ワルノリ満載フジロック ~スティーブが俺に輝けと叫んでいる~
「結婚」が人によってゴールだったり墓場だったりするように、言葉の解釈は人によって異なるものが多々ある。「フジ」という言葉は人によって苗場を連想するかお台場を連想するかで異なり、「楽しませる」という言葉についても、どのようなアプローチを取るかなんて人それぞれである、本当にそうだ。
深夜レッドマーキーの中でも名前ともども強烈な個性を放つスティーブ青木。父は鉄板焼チェーンを広げることでアメリカンドリームを成し、姉妹のデヴォン青木はスーパーモデル。そしてスティーブ自身もあらゆるパーティに引っ張りだこのDJで…と、セレブリティなイメージがまず先行する彼だが、実際にはどうだろうか。そんな気持ちでレッドマーキーへ向かった。
例によって満員で迎えられているこの時間帯。実際に目にしたその光景は…カオス!!!そこにはDJセットとその身一つというシンプルなセットとは裏腹に、そこいらのロックバンドよりも何倍もステージを走りまわり雄叫びを上げるロン毛のヒゲ男性の姿があった。サウンドはイケイケのエレクトロで、ギュワンギュワンとシンセサイザーがレッドマーキーを震わせている。本来それだけでも夜には十分なエッセンスとして響くようなもんだが、スピーカーだけに盛り上がりを任せていられるかと言った具合に、彼はフロアに向かって煽りまくり、それに応えるかのようにオーディエンスの咆哮が上がり、縦揺れのダンスフロアが形成されていく。本人がフィーチャーされているThe Bloody Beetrootsの”WARP”なんかをスピンしながら、2009年出演の作曲者以上に彼だけでテンションの振れ幅を超えていた。ていうかスティーブ先輩、DJブースの前にあんまりいないじゃないすか…(笑)!

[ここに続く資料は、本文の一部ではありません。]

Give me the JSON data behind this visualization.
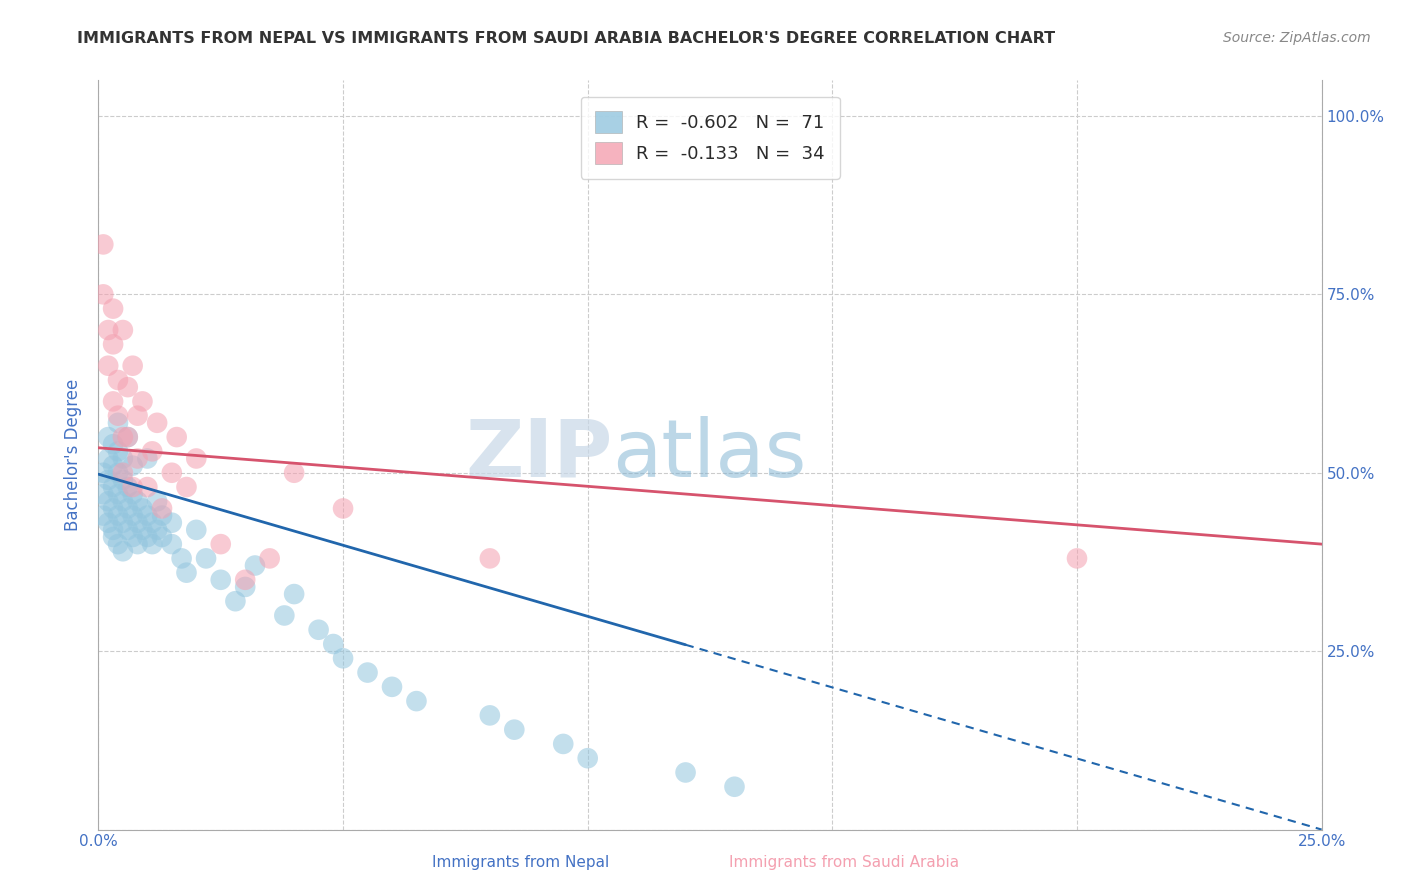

いやはや「DJ」もひとそれぞれ、その「盛り上げ方」も人それぞれである。この場においてのそれらの意味は、まるで大学のサークル打ち上げの如き下世話なアッパー感で溢れており、ビートのブレイクに合わせてシャンパンシャワーをブッかけられた人のように一部ではしかめっ面されかねない乱暴な大興奮の宴だ。それを振り返って言おうじゃないか、「楽しかった」って!